You may be enjoying more time with your spouse or partner now that the nest has been emptied, or you may find yourself looking for a new love. You may have elderly parents who need care. Perhaps you are improving or narrowing your career as you prepare for retirement. And, of course, menopause occurs as you age, which brings with it its own age-related changes. It’s a stressful time, to say the least.
All of this can influence how you experience menopause and the long phase that precedes it, perimenopause. Although changes in your periods are caused by fluctuations in hormones, other symptoms, such as hot flashes and sleep disorders, are likely the result of a combination of factors, including life stress, anxiety, and aging. This stage in a woman’s life can bring other health problems that you have not even thought about.
The unseen health risk — prediabetes
Many women, adding to the burden of perimenopause, carry with them an invisible health risk: prediabetes, a condition in which blood sugar is elevated but not high enough to reach the threshold for diabetes.
Prediabetes affects one in three adults in the United States. However, nine out of 10 people with prediabetes don’t know they have it. This condition often occurs without producing symptoms, allowing it to wreak havoc on your health silently. People with prediabetes have almost the same cardiovascular risks as people with type 2 diabetes. An analysis published July 18, 2020, in The BMJ found that prediabetes increased the risk of developing cardiovascular disease by 15% and death from any cause by 13% during an average follow-up period of approximately 10 years.
The risk of premature death was even higher in people with prediabetes who already had plaque buildup in their arteries. These people had a 36% increased risk of dying in a median follow-up period of just three years. The high blood sugar level seen in prediabetes can also damage the blood vessels in the back of the eye (a condition called retinopathy), leading to blindness.
A high risk of diabetes
If left untreated, prediabetes often progresses irretrievably to diabetes, a condition in which the cells in your body cannot properly absorb glucose (sugar) from the blood. The resulting rise in blood sugar levels can lead to even more health problems. In addition to heart attacks, strokes, and blindness, people with diabetes are also more prone to kidney problems and infections. Trusted sources report that 15% to 30% of people with prediabetes will develop diabetes within five years.
Identifying your risk
s, how can you tell if you are at risk for prediabetes? Should you get a screening test?
If you have any of the following factors, you should take the test:
- A bodyweight categorized as overweight or obesity
- Family history of type 2 diabetes among first-degree relatives, such as a parent or sibling
- A significant history of infrequent and irregular periods, sometimes associated with a condition called polycystic ovary syndrome
- Signs of insulin resistance on the skin, including dark patches in the armpits or neck folds (indicating a condition called acanthosis nigricans) or numerous groups of skin tags
- Gestational diabetes during pregnancy
- Delivery of a baby weighing more than 9 pounds.

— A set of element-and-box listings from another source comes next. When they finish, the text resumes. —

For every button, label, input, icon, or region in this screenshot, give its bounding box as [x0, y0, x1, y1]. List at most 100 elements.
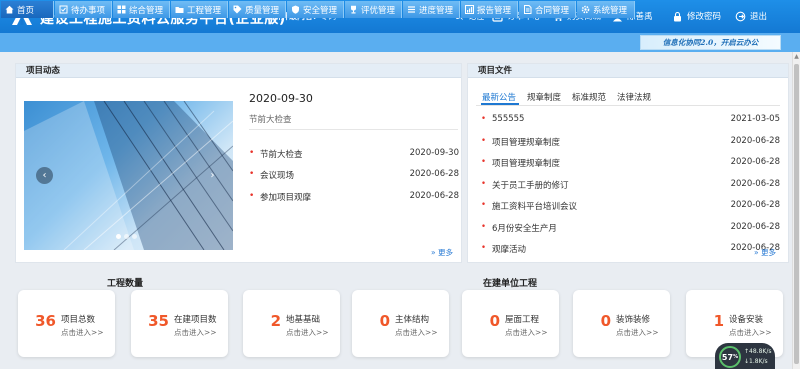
stat-enter-link[interactable]: 点击进入>>	[616, 327, 659, 338]
stat-enter-link[interactable]: 点击进入>>	[395, 327, 438, 338]
stat-card-roofing[interactable]: 0 屋面工程 点击进入>>	[462, 290, 559, 357]
news-item-title: 节前大检查	[260, 150, 303, 160]
download-speed-value: 1.8	[749, 358, 759, 365]
page-scrollbar[interactable]: ▲	[792, 52, 800, 369]
stat-label: 地基基础	[286, 315, 321, 325]
bullet-icon: •	[481, 179, 487, 189]
tab-quality-management[interactable]: 质量管理	[229, 1, 286, 18]
stat-enter-link[interactable]: 点击进入>>	[61, 327, 104, 338]
tab-home[interactable]: 首页	[1, 1, 54, 18]
stat-label: 屋面工程	[505, 315, 540, 325]
download-speed: ↓1.8K/s	[744, 358, 768, 365]
file-item-date: 2021-03-05	[730, 114, 780, 124]
scroll-thumb[interactable]	[794, 64, 799, 364]
news-item-title: 参加项目观摩	[260, 193, 312, 203]
tab-divider	[476, 105, 780, 106]
tab-report-management[interactable]: 报告管理	[461, 1, 518, 18]
news-more-link[interactable]: » 更多	[431, 247, 453, 258]
admin-icon	[117, 5, 126, 14]
gear-icon	[581, 5, 590, 14]
cpu-percent-gauge: 57%	[719, 346, 741, 368]
carousel-dot[interactable]	[132, 234, 137, 239]
file-list-item[interactable]: • 555555 2021-03-05	[481, 114, 780, 126]
file-list-item[interactable]: • 6月份安全生产月 2020-06-28	[481, 222, 780, 234]
carousel-dot[interactable]	[124, 234, 129, 239]
tab-contract-management-label: 合同管理	[535, 5, 570, 16]
stat-value: 2	[270, 312, 281, 330]
double-chevron-right-icon: »	[431, 248, 436, 257]
file-list-item[interactable]: • 项目管理规章制度 2020-06-28	[481, 157, 780, 169]
file-item-date: 2020-06-28	[730, 179, 780, 189]
tab-progress-management-label: 进度管理	[419, 5, 454, 16]
stat-label: 主体结构	[395, 315, 430, 325]
tab-general-management[interactable]: 综合管理	[113, 1, 170, 18]
tab-home-label: 首页	[17, 5, 35, 16]
tab-standards[interactable]: 标准规范	[572, 91, 606, 103]
tab-progress-management[interactable]: 进度管理	[403, 1, 460, 18]
file-item-date: 2020-06-28	[730, 157, 780, 167]
tab-system-management[interactable]: 系统管理	[577, 1, 635, 18]
files-more-link[interactable]: » 更多	[754, 247, 776, 258]
bullet-icon: •	[249, 169, 255, 179]
download-speed-unit: K/s	[758, 358, 768, 365]
file-list-item[interactable]: • 观摩活动 2020-06-28	[481, 243, 780, 255]
news-list-item[interactable]: • 节前大检查 2020-09-30	[249, 148, 459, 160]
stat-enter-link[interactable]: 点击进入>>	[505, 327, 548, 338]
project-news-title: 项目动态	[16, 64, 461, 78]
tab-award-management[interactable]: 评优管理	[345, 1, 402, 18]
tab-laws[interactable]: 法律法规	[617, 91, 651, 103]
stat-card-foundation[interactable]: 2 地基基础 点击进入>>	[243, 290, 340, 357]
bullet-icon: •	[481, 200, 487, 210]
stat-enter-link[interactable]: 点击进入>>	[286, 327, 329, 338]
stat-card-total-projects[interactable]: 36 项目总数 点击进入>>	[18, 290, 115, 357]
stat-card-active-projects[interactable]: 35 在建项目数 点击进入>>	[131, 290, 228, 357]
file-item-date: 2020-06-28	[730, 222, 780, 232]
news-list-item[interactable]: • 会议现场 2020-06-28	[249, 169, 459, 181]
file-item-title: 555555	[492, 114, 525, 124]
stat-label: 项目总数	[61, 315, 96, 325]
stat-enter-link[interactable]: 点击进入>>	[174, 327, 217, 338]
change-password-link[interactable]: 修改密码	[672, 10, 721, 22]
tab-latest-notices[interactable]: 最新公告	[482, 91, 516, 103]
stat-enter-link[interactable]: 点击进入>>	[729, 327, 772, 338]
featured-news-title[interactable]: 节前大检查	[249, 113, 292, 125]
chevron-right-icon: ›	[210, 170, 215, 181]
file-item-date: 2020-06-28	[730, 136, 780, 146]
news-item-date: 2020-09-30	[409, 148, 459, 158]
news-item-date: 2020-06-28	[409, 191, 459, 201]
carousel-dot[interactable]	[116, 234, 121, 239]
file-list-item[interactable]: • 项目管理规章制度 2020-06-28	[481, 136, 780, 148]
file-list-item[interactable]: • 关于员工手册的修订 2020-06-28	[481, 179, 780, 191]
bullet-icon: •	[481, 157, 487, 167]
news-carousel-image[interactable]	[24, 101, 233, 250]
stat-card-decoration[interactable]: 0 装饰装修 点击进入>>	[573, 290, 670, 357]
bullet-icon: •	[249, 191, 255, 201]
carousel-prev-button[interactable]: ‹	[36, 167, 53, 184]
network-monitor-widget[interactable]: 57% ↑48.8K/s ↓1.8K/s	[715, 343, 775, 369]
tab-contract-management[interactable]: 合同管理	[519, 1, 576, 18]
upload-speed: ↑48.8K/s	[744, 348, 771, 355]
tab-project-management[interactable]: 工程管理	[171, 1, 228, 18]
change-password-label: 修改密码	[687, 12, 722, 22]
news-list-item[interactable]: • 参加项目观摩 2020-06-28	[249, 191, 459, 203]
scroll-up-icon[interactable]: ▲	[793, 54, 800, 60]
bullet-icon: •	[481, 136, 487, 146]
upload-speed-unit: K/s	[762, 348, 772, 355]
tab-project-management-label: 工程管理	[187, 5, 222, 16]
logout-link[interactable]: 退出	[735, 10, 767, 22]
shield-icon	[292, 5, 299, 14]
project-count-title: 工程数量	[107, 279, 144, 289]
tab-safety-management[interactable]: 安全管理	[287, 1, 344, 18]
progress-icon	[408, 6, 415, 13]
tab-regulations[interactable]: 规章制度	[527, 91, 561, 103]
file-item-title: 施工资料平台培训会议	[492, 202, 578, 212]
double-chevron-right-icon: »	[754, 248, 759, 257]
tab-todo[interactable]: 待办事项	[55, 1, 112, 18]
file-item-title: 关于员工手册的修订	[492, 181, 569, 191]
stat-card-main-structure[interactable]: 0 主体结构 点击进入>>	[352, 290, 449, 357]
todo-icon	[59, 5, 68, 14]
tag-icon	[233, 5, 242, 14]
carousel-next-button[interactable]: ›	[204, 167, 221, 184]
featured-news-date: 2020-09-30	[249, 92, 313, 105]
file-list-item[interactable]: • 施工资料平台培训会议 2020-06-28	[481, 200, 780, 212]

- Tests for prediabetes generally take two forms. Postmenopausal women, who are at particularly high risk for prediabetes and diabetes, should ask their doctor to measure their hemoglobin A1c. This test measures the amount of sugar in molecules within your blood cells and can give your doctor an idea about your blood sugar levels for the past three months.

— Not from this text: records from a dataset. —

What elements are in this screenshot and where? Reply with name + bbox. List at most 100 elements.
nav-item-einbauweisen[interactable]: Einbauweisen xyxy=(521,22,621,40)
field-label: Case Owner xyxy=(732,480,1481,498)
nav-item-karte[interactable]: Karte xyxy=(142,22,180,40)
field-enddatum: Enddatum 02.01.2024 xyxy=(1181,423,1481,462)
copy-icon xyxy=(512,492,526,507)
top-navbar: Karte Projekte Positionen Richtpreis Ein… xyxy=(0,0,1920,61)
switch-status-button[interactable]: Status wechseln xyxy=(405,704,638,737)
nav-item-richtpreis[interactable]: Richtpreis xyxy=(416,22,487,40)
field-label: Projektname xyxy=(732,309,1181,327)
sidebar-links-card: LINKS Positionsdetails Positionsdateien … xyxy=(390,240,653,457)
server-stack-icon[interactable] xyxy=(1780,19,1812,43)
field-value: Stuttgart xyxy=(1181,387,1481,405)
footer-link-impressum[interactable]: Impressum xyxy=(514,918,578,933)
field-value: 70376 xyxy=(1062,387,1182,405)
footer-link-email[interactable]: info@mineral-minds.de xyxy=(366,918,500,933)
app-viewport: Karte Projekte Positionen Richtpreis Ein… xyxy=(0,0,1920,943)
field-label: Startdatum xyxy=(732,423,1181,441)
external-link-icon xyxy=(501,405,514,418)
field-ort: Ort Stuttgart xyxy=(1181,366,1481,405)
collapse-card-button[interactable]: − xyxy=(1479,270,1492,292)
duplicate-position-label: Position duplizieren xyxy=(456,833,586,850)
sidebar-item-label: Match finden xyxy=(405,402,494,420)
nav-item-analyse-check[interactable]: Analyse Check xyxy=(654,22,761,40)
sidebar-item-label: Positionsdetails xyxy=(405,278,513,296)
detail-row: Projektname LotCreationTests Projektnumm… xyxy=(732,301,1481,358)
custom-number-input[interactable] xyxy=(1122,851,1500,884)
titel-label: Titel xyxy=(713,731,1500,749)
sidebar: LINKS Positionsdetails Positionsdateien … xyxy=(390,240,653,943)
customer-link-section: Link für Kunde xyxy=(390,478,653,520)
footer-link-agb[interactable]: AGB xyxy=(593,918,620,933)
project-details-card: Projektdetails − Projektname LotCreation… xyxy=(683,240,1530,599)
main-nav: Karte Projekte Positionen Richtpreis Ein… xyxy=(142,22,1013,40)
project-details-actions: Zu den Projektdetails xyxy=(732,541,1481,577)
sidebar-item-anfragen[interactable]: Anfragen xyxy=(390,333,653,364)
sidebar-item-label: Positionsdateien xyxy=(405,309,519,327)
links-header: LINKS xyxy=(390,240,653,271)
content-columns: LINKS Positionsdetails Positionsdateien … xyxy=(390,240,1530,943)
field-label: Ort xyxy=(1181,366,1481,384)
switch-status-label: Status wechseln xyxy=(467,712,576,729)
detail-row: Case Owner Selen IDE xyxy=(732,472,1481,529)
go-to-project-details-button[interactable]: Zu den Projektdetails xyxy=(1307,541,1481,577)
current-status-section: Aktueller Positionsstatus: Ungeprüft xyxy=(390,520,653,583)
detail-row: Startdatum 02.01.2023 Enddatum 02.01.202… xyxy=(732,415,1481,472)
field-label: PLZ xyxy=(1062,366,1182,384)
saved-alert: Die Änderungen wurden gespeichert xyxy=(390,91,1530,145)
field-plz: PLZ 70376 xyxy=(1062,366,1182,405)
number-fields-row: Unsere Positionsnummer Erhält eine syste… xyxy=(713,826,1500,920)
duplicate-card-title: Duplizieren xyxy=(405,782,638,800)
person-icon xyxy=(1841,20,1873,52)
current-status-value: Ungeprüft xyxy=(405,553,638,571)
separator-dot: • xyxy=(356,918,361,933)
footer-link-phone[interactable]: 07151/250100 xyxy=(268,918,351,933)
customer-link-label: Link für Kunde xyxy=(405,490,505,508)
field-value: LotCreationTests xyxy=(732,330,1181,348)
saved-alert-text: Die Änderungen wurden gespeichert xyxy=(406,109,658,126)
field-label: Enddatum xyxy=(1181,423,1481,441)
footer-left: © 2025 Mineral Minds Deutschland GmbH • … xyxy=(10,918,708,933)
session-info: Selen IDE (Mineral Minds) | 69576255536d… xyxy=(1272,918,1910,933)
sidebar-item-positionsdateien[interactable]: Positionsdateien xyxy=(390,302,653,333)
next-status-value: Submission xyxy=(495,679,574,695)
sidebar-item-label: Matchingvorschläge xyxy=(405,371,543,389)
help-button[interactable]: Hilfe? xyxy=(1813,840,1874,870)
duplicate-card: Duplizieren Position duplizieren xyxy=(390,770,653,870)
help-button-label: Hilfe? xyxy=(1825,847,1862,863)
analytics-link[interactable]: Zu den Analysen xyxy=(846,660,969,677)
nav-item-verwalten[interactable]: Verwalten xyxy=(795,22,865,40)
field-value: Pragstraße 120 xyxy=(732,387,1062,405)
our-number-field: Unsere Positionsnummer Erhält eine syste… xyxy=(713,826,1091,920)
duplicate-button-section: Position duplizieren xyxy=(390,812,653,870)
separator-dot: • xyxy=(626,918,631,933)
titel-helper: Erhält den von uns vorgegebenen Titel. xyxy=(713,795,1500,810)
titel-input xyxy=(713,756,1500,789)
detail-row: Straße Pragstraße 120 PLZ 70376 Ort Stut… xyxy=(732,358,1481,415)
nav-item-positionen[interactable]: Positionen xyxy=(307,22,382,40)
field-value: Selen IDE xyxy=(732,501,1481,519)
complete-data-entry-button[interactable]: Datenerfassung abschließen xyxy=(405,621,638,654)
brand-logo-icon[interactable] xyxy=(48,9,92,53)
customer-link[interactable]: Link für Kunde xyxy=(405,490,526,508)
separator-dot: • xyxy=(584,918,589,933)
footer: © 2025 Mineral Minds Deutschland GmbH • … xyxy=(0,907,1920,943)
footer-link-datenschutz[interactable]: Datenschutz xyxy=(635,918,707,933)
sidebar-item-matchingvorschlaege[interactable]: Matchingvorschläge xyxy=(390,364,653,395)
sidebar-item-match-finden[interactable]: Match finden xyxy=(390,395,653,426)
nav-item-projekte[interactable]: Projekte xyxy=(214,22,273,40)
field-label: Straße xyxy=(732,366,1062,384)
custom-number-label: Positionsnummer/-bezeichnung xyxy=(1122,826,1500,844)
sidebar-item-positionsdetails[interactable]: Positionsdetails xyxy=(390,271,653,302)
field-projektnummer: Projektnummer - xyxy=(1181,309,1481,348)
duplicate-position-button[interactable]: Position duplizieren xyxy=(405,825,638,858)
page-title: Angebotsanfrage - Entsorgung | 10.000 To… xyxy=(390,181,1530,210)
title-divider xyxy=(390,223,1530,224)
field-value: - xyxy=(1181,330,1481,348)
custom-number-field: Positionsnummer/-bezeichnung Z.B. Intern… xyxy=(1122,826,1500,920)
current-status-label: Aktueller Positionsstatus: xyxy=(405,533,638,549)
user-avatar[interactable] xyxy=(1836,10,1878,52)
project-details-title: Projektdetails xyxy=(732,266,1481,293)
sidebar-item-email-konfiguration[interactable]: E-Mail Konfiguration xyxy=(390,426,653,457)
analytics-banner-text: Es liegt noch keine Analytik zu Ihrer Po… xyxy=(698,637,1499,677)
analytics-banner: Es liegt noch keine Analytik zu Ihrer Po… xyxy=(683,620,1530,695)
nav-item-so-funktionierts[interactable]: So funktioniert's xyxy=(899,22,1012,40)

An A1c of 5.7% to 6.4% indicates prediabetes. Other indications of prediabetes are a fasting blood sugar level of 100 to 125 milligrams per deciliter (mg / dL) or a reading of 140 to 199 mg / dL two hours after drinking a drink containing 75 grams of glucose (a process called a glucose tolerance test).
Diabetes is preventable and reversible.
If you have prediabetes, developing diabetes is not a foregone conclusion. You can prevent it. The best way to do this is by adopting a healthier lifestyle.

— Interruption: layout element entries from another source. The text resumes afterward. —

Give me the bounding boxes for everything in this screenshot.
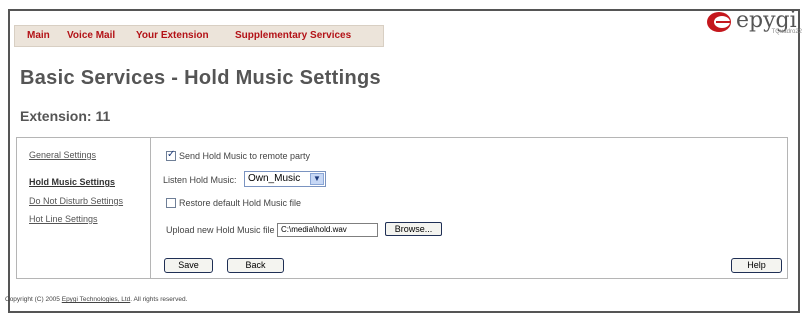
help-button[interactable]: Help <box>731 258 782 273</box>
top-nav-bar: Main Voice Mail Your Extension Supplemen… <box>14 25 384 47</box>
footer-prefix: Copyright (C) 2005 <box>5 296 62 303</box>
epygi-logo-icon <box>707 12 731 32</box>
chevron-down-icon[interactable]: ▼ <box>310 173 324 185</box>
nav-main[interactable]: Main <box>27 30 50 41</box>
upload-file-path-input[interactable]: C:\media\hold.wav <box>277 223 378 237</box>
browse-button[interactable]: Browse... <box>385 222 442 236</box>
page-title: Basic Services - Hold Music Settings <box>20 67 381 89</box>
copyright-footer: Copyright (C) 2005 Epygi Technologies, L… <box>5 296 187 303</box>
logo-subtitle: TQuadro22 <box>771 29 802 35</box>
send-hold-music-label: Send Hold Music to remote party <box>179 151 311 161</box>
sidebar-item-general-settings[interactable]: General Settings <box>29 150 96 160</box>
settings-panel: General Settings Hold Music Settings Do … <box>16 137 788 279</box>
footer-suffix: . All rights reserved. <box>130 296 188 303</box>
epygi-company-link[interactable]: Epygi Technologies, Ltd <box>62 296 131 303</box>
sidebar-item-hot-line-settings[interactable]: Hot Line Settings <box>29 214 98 224</box>
save-button[interactable]: Save <box>164 258 213 273</box>
send-hold-music-checkbox[interactable] <box>166 149 176 161</box>
nav-your-extension[interactable]: Your Extension <box>136 30 209 41</box>
sidebar-item-do-not-disturb[interactable]: Do Not Disturb Settings <box>29 196 123 206</box>
sidebar-item-hold-music-settings[interactable]: Hold Music Settings <box>29 177 115 187</box>
nav-supplementary-services[interactable]: Supplementary Services <box>235 30 351 41</box>
upload-hold-music-label: Upload new Hold Music file <box>166 225 275 235</box>
epygi-logo: epygi TQuadro22 <box>706 8 802 38</box>
restore-default-checkbox[interactable] <box>166 198 176 208</box>
settings-sidebar: General Settings Hold Music Settings Do … <box>17 138 151 278</box>
extension-title: Extension: 11 <box>20 108 111 124</box>
restore-default-label: Restore default Hold Music file <box>179 198 302 208</box>
nav-voice-mail[interactable]: Voice Mail <box>67 30 115 41</box>
listen-hold-music-label: Listen Hold Music: <box>163 175 237 185</box>
listen-hold-music-value: Own_Music <box>248 173 301 184</box>
back-button[interactable]: Back <box>227 258 284 273</box>
listen-hold-music-select[interactable]: Own_Music ▼ <box>244 171 326 187</box>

The Dr. Gala SugarFree Program has helped women with prediabetes adopt intensive lifestyle changes. These people reduced their probability of developing diabetes in the next three years by 58%. Our program combines nutritional counseling, at least 150 minutes of exercise per week, and various cognitive-behavioral modifications, such as learning strategies to reduce stress and adopt healthier and more sustainable eating habits in the long term.
You don’t need to lose a lot of weight to make a difference in your risk for diabetes. High-risk adults who lost just 5% to 7% of their starting body weight, which is about 8 to 11 pounds for a 160-pound woman, reduced their risk of diabetes by 58%.
I invite you to learn more about our program designed especially for you, a woman going through menopause.
Identifying prediabetes early can help you head off diabetes and other long-term health problems.